Comportement politique 2.0

Quelles sont nos nouvelles habitudes politiques?

La professeure de l'École de politique appliquée Catherine Côté pilote le projet de recherche « Comportement politique 2.0 ».
La professeure de l'École de politique appliquée Catherine Côté pilote le projet de recherche « Comportement politique 2.0 ».
Photo : UdeS - Michel Caron

Alors que les discours populistes trouvent de nouveaux publics chez nos voisins, les Québécois sont-ils interpellés par ce type d’appels? À quels éléments précis de discours les jeunes sont-ils réceptifs? Qu’est-ce qui motive l’engagement politique?

Dans le cadre du projet de recherche « Comportement politique 2.0 », la professeure Catherine Côté de l’École de politique appliquée de l’UdeS cherche à ouvrir une nouvelle fenêtre sur les sensibilités politiques des Québécois, et en particulier celles des jeunes. « L’étude que nous effectuons présentement vise à identifier quels éléments du discours touchent les cordes sensibles et mobilisent davantage les citoyens. Pour ce faire, nous allons utiliser la plateforme Web ReaQtor, développée par des étudiants de l’UdeS, qui analysera en temps réel la réception des discours politiques », explique d’entrée de jeu la professeure Côté, responsable du projet de recherche.

Analyser les événements politiques en temps réel

La plateforme ReaQtor permet d’enregistrer le moment précis où les utilisateurs actionnent des boutons « J’aime » ou « Je n’aime pas ».  Ces données, collectées sur une base anonyme, sont ensuite associées aux contenus découpés du discours.

ReaQtor a été utilisé dans une salle comble lors du Débat Sherbrooke 2018 qui se tenait au Centre culturel de l'UdeS dans le cadre des dernières élections provinciales.
ReaQtor a été utilisé dans une salle comble lors du Débat Sherbrooke 2018 qui se tenait au Centre culturel de l'UdeS dans le cadre des dernières élections provinciales.
Photo : André Vuillemin - La Tribune

C’est dans le cadre d’événements militants et de débats politiques que le public sera invité à se connecter en ligne à la plateforme ReaQtor pour répondre à un court sondage sur ses habitudes politiques et donner ensuite son appréciation spontanée des discours en temps réel.

Nous avons déployé ReaQtor lors des élections québécoises de 2018 et nous avons eu une belle réponse de l'auditoire : lors de chaque événement, nous avions de nombreux participants qui réagissaient en direct au courant de la soirée. Nous étions d’ailleurs au débat des candidats de la circonscription de Sherbrooke qui avait lieu au Centre culturel.

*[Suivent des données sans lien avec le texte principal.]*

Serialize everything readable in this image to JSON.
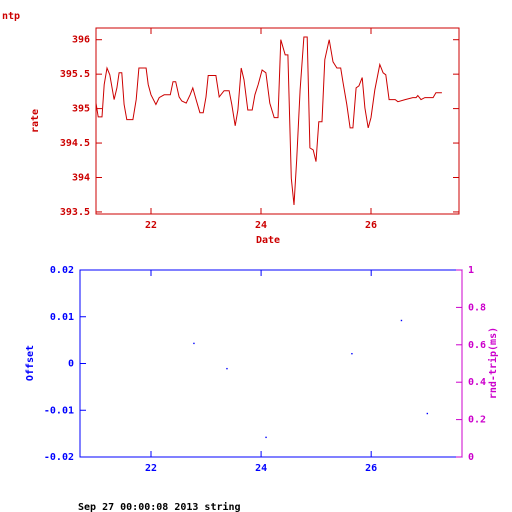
{
  "chart_data": [
    {
      "type": "line",
      "title": "ntp",
      "ylabel": "rate",
      "xlabel": "Date",
      "color": "#cc0000",
      "xlim": [
        21.0,
        27.6
      ],
      "xticks": [
        22,
        24,
        26
      ],
      "ylim": [
        393.47,
        396.17
      ],
      "yticks": [
        393.5,
        394,
        394.5,
        395,
        395.5,
        396
      ],
      "x": [
        21.0,
        21.04,
        21.11,
        21.15,
        21.2,
        21.25,
        21.33,
        21.38,
        21.42,
        21.47,
        21.51,
        21.56,
        21.67,
        21.73,
        21.78,
        21.91,
        21.95,
        22.0,
        22.09,
        22.15,
        22.24,
        22.35,
        22.4,
        22.45,
        22.51,
        22.56,
        22.64,
        22.71,
        22.76,
        22.82,
        22.89,
        22.95,
        23.0,
        23.04,
        23.18,
        23.24,
        23.33,
        23.42,
        23.47,
        23.53,
        23.58,
        23.64,
        23.69,
        23.76,
        23.84,
        23.89,
        23.95,
        24.02,
        24.09,
        24.16,
        24.24,
        24.31,
        24.36,
        24.44,
        24.49,
        24.55,
        24.6,
        24.65,
        24.71,
        24.78,
        24.84,
        24.89,
        24.95,
        25.0,
        25.05,
        25.11,
        25.16,
        25.24,
        25.31,
        25.38,
        25.45,
        25.49,
        25.56,
        25.62,
        25.67,
        25.73,
        25.78,
        25.84,
        25.89,
        25.95,
        26.0,
        26.07,
        26.16,
        26.22,
        26.27,
        26.33,
        26.44,
        26.49,
        26.62,
        26.76,
        26.82,
        26.85,
        26.91,
        26.98,
        27.13,
        27.18,
        27.29
      ],
      "values": [
        395.08,
        394.88,
        394.88,
        395.35,
        395.59,
        395.49,
        395.13,
        395.3,
        395.52,
        395.52,
        395.06,
        394.84,
        394.84,
        395.13,
        395.59,
        395.59,
        395.35,
        395.2,
        395.06,
        395.16,
        395.2,
        395.2,
        395.39,
        395.39,
        395.17,
        395.11,
        395.08,
        395.2,
        395.3,
        395.13,
        394.94,
        394.94,
        395.17,
        395.48,
        395.48,
        395.17,
        395.26,
        395.26,
        395.06,
        394.75,
        394.98,
        395.59,
        395.42,
        394.98,
        394.98,
        395.2,
        395.35,
        395.56,
        395.52,
        395.08,
        394.87,
        394.87,
        396.0,
        395.78,
        395.78,
        393.99,
        393.6,
        394.26,
        395.27,
        396.04,
        396.04,
        394.43,
        394.4,
        394.23,
        394.81,
        394.81,
        395.71,
        396.0,
        395.68,
        395.59,
        395.59,
        395.39,
        395.06,
        394.72,
        394.72,
        395.3,
        395.33,
        395.45,
        395.01,
        394.72,
        394.87,
        395.27,
        395.64,
        395.52,
        395.49,
        395.13,
        395.13,
        395.1,
        395.13,
        395.16,
        395.16,
        395.19,
        395.13,
        395.16,
        395.16,
        395.23,
        395.23
      ]
    },
    {
      "type": "scatter",
      "ylabel": "Offset",
      "y2label": "rnd-trip(ms)",
      "color": "#0000ff",
      "y2color": "#cc00cc",
      "xlim": [
        20.71,
        27.65
      ],
      "xticks": [
        22,
        24,
        26
      ],
      "ylim": [
        -0.02,
        0.02
      ],
      "yticks": [
        -0.02,
        -0.01,
        0,
        0.01,
        0.02
      ],
      "y2lim": [
        0,
        1
      ],
      "y2ticks": [
        0,
        0.2,
        0.4,
        0.6,
        0.8,
        1
      ],
      "x": [
        22.78,
        23.38,
        24.09,
        25.65,
        26.55,
        27.02
      ],
      "values": [
        0.0043,
        -0.0011,
        -0.0158,
        0.0021,
        0.0092,
        -0.0107
      ]
    }
  ],
  "footer": "Sep 27 00:00:08 2013 string"
}
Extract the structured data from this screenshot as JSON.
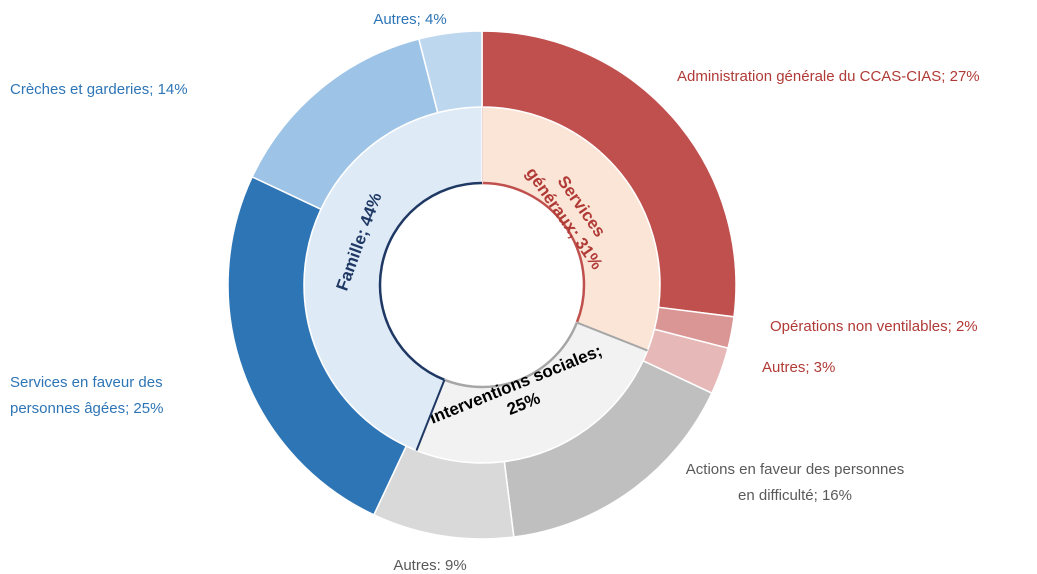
{
  "chart_data": {
    "type": "sunburst",
    "groups": [
      {
        "label": [
          "Services",
          "généraux; 31%"
        ],
        "value": 31,
        "color": "#fbe5d6",
        "edge_color": "#c0504d",
        "text_color": "#b03a36",
        "children": [
          {
            "label": [
              "Administration générale du CCAS-CIAS; 27%"
            ],
            "value": 27,
            "color": "#c0504d",
            "text_color": "#b03a36"
          },
          {
            "label": [
              "Opérations non ventilables; 2%"
            ],
            "value": 2,
            "color": "#d99694",
            "text_color": "#b03a36"
          },
          {
            "label": [
              "Autres; 3%"
            ],
            "value": 3,
            "color": "#e6b9b8",
            "text_color": "#b03a36"
          }
        ]
      },
      {
        "label": [
          "Interventions sociales;",
          "25%"
        ],
        "value": 25,
        "color": "#f2f2f2",
        "edge_color": "#a6a6a6",
        "text_color": "#000000",
        "children": [
          {
            "label": [
              "Actions en faveur des personnes",
              "en difficulté; 16%"
            ],
            "value": 16,
            "color": "#bfbfbf",
            "text_color": "#595959"
          },
          {
            "label": [
              "Autres: 9%"
            ],
            "value": 9,
            "color": "#d9d9d9",
            "text_color": "#595959"
          }
        ]
      },
      {
        "label": [
          "Famille; 44%"
        ],
        "value": 44,
        "color": "#deebf7",
        "edge_color": "#1f3864",
        "text_color": "#1f3864",
        "children": [
          {
            "label": [
              "Services en faveur des",
              "personnes âgées; 25%"
            ],
            "value": 25,
            "color": "#2e75b6",
            "text_color": "#2e75b6"
          },
          {
            "label": [
              "Crèches et garderies; 14%"
            ],
            "value": 14,
            "color": "#9dc3e6",
            "text_color": "#2e75b6"
          },
          {
            "label": [
              "Autres; 4%"
            ],
            "value": 4,
            "color": "#bdd7ee",
            "text_color": "#2e75b6"
          }
        ]
      }
    ]
  }
}
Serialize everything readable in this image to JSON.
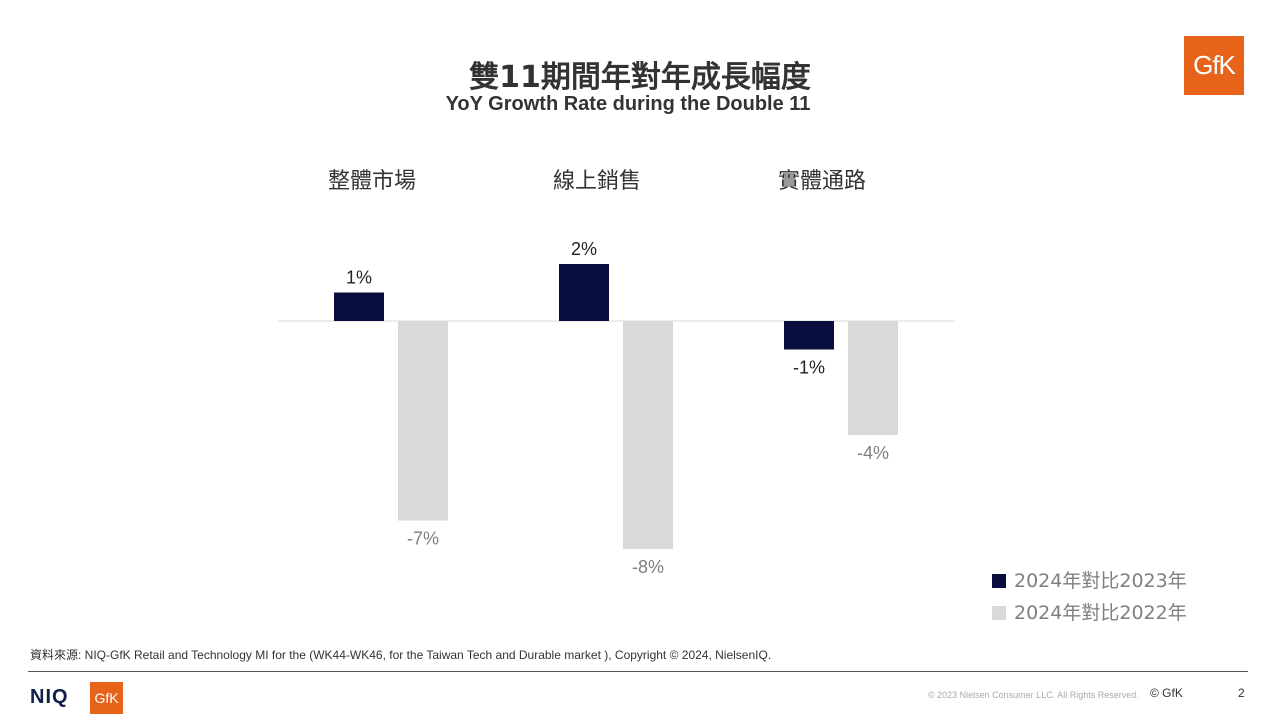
{
  "header": {
    "title": "雙11期間年對年成長幅度",
    "subtitle": "YoY Growth Rate during the Double 11",
    "logo_text": "GfK"
  },
  "colors": {
    "dark": "#0a0e3f",
    "light": "#d9d9d9",
    "accent": "#e8631a"
  },
  "chart_data": {
    "type": "bar",
    "categories": [
      "整體市場",
      "線上銷售",
      "實體通路"
    ],
    "series": [
      {
        "name": "2024年對比2023年",
        "values": [
          1,
          2,
          -1
        ],
        "labels": [
          "1%",
          "2%",
          "-1%"
        ]
      },
      {
        "name": "2024年對比2022年",
        "values": [
          -7,
          -8,
          -4
        ],
        "labels": [
          "-7%",
          "-8%",
          "-4%"
        ]
      }
    ],
    "title": "雙11期間年對年成長幅度",
    "subtitle": "YoY Growth Rate during the Double 11",
    "ylim": [
      -8,
      2
    ],
    "grid": false,
    "legend": "bottom-right"
  },
  "footer": {
    "source": "資料來源: NIQ-GfK Retail and Technology MI for the (WK44-WK46, for the Taiwan Tech and Durable market ), Copyright © 2024, NielsenIQ.",
    "niq_logo": "NIQ",
    "gfk_logo": "GfK",
    "copyright_small": "© 2023 Nielsen Consumer LLC. All Rights Reserved.",
    "copyright_gfk": "© GfK",
    "page_number": "2"
  }
}
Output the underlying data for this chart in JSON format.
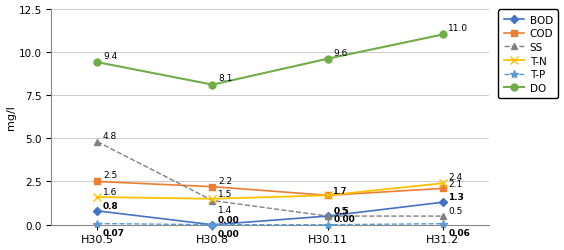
{
  "x_labels": [
    "H30.5",
    "H30.8",
    "H30.11",
    "H31.2"
  ],
  "x_positions": [
    0,
    1,
    2,
    3
  ],
  "series": {
    "BOD": {
      "values": [
        0.8,
        0.0,
        0.5,
        1.3
      ],
      "color": "#4472C4",
      "linestyle": "-",
      "marker": "D",
      "markersize": 4,
      "linewidth": 1.2
    },
    "COD": {
      "values": [
        2.5,
        2.2,
        1.7,
        2.1
      ],
      "color": "#ED7D31",
      "linestyle": "-",
      "marker": "s",
      "markersize": 4,
      "linewidth": 1.2
    },
    "SS": {
      "values": [
        4.8,
        1.4,
        0.5,
        0.5
      ],
      "color": "#808080",
      "linestyle": "--",
      "marker": "^",
      "markersize": 4,
      "linewidth": 1.0
    },
    "T-N": {
      "values": [
        1.6,
        1.5,
        1.7,
        2.4
      ],
      "color": "#FFC000",
      "linestyle": "-",
      "marker": "x",
      "markersize": 6,
      "linewidth": 1.3
    },
    "T-P": {
      "values": [
        0.07,
        0.0,
        0.0,
        0.06
      ],
      "color": "#5B9BD5",
      "linestyle": "--",
      "marker": "*",
      "markersize": 6,
      "linewidth": 1.0
    },
    "DO": {
      "values": [
        9.4,
        8.1,
        9.6,
        11.0
      ],
      "color": "#70AD47",
      "linestyle": "-",
      "marker": "o",
      "markersize": 5,
      "linewidth": 1.5
    }
  },
  "annotations": {
    "BOD": [
      [
        "0.8",
        4,
        2
      ],
      [
        "0.00",
        4,
        2
      ],
      [
        "0.5",
        4,
        2
      ],
      [
        "1.3",
        4,
        2
      ]
    ],
    "COD": [
      [
        "2.5",
        4,
        3
      ],
      [
        "2.2",
        4,
        3
      ],
      [
        "1.7",
        4,
        2
      ],
      [
        "2.1",
        4,
        2
      ]
    ],
    "SS": [
      [
        "4.8",
        4,
        3
      ],
      [
        "1.4",
        4,
        -8
      ],
      [
        "0.5",
        4,
        2
      ],
      [
        "0.5",
        4,
        2
      ]
    ],
    "T-N": [
      [
        "1.6",
        4,
        2
      ],
      [
        "1.5",
        4,
        2
      ],
      [
        "1.7",
        4,
        2
      ],
      [
        "2.4",
        4,
        3
      ]
    ],
    "T-P": [
      [
        "0.07",
        4,
        -8
      ],
      [
        "0.00",
        4,
        -8
      ],
      [
        "0.00",
        4,
        3
      ],
      [
        "0.06",
        4,
        -8
      ]
    ],
    "DO": [
      [
        "9.4",
        4,
        3
      ],
      [
        "8.1",
        4,
        3
      ],
      [
        "9.6",
        4,
        3
      ],
      [
        "11.0",
        4,
        3
      ]
    ]
  },
  "bold_series": [
    "BOD",
    "T-P"
  ],
  "ylabel": "mg/l",
  "ylim": [
    0,
    12.5
  ],
  "yticks": [
    0.0,
    2.5,
    5.0,
    7.5,
    10.0,
    12.5
  ],
  "ytick_labels": [
    "0.0",
    "2.5",
    "5.0",
    "7.5",
    "10.0",
    "12.5"
  ],
  "background_color": "#FFFFFF",
  "plot_bg_color": "#FFFFFF"
}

Catherine Côté, professeure en politique appliquée

Le prochain événement au calendrier sera le débat en français diffusé à Radio-Canada le 10 octobre. « Les citoyens pourront utiliser la plateforme Web à partir de chez eux ou de n’importe quel endroit. C’est facile de participer, il suffit d’obtenir le code d’accès sur la page Facebook du projet Comportement politique 2.0 pour l’événement ciblé et de se connecter », mentionne Zoïc Jolin-Couture, assistant de recherche à l’École de politique appliquée.

« Une fois les données collectées et analysées, nous pourrons facilement dégager les extraits de discours qui ont interpellé les citoyens et sortir quelques tendances. Or, notre objectif n’est pas d'influencer la campagne électorale ou de modifier la façon dont les gens vont voter, mais plutôt de documenter les nouvelles habitudes politiques. D’ailleurs, nous allons également bonifier notre recherche en organisant des groupes de discussion avec les participants qui souhaiteront partager leurs préoccupations », ajoute la professeure Côté.

ReaQtor, une plateforme unique en son genre

La plateforme ReaQtor a été développée par des étudiants en informatique de l’Université de Sherbrooke, sous l’impulsion du professeur Jean-Herman Guay, de l’École de politique appliquée. Il s’agit d’une plateforme unique en son genre.

« Ce type de plateforme Web a déjà été utilisée ailleurs dans le monde, mais nous n’avons répertorié aucune plateforme de ce type au Québec, voire au Canada. Nous sommes très fiers d’avoir pu contribuer à ce projet de recherche de l’École de politique appliquée. Nous en sommes à généraliser notre plateforme pour être en mesure de l’utiliser dans divers autres contextes, ce qui nous distinguera encore plus de ce qui se fait sur le marché présentement », mentionne Maxime Blais, étudiant au Département d’informatique et membre de l’équipe de développeurs.

Pour l’Université de Sherbrooke, il s’agit d’un bel exemple de collaboration multifacultaire qui rejoint parfaitement la vision de faire de l’UdeS une institution qui s’engage avec ses communautés pour former des citoyennes et citoyens responsables qui changent le monde, et ce, tout en encourageant les étudiants à innover.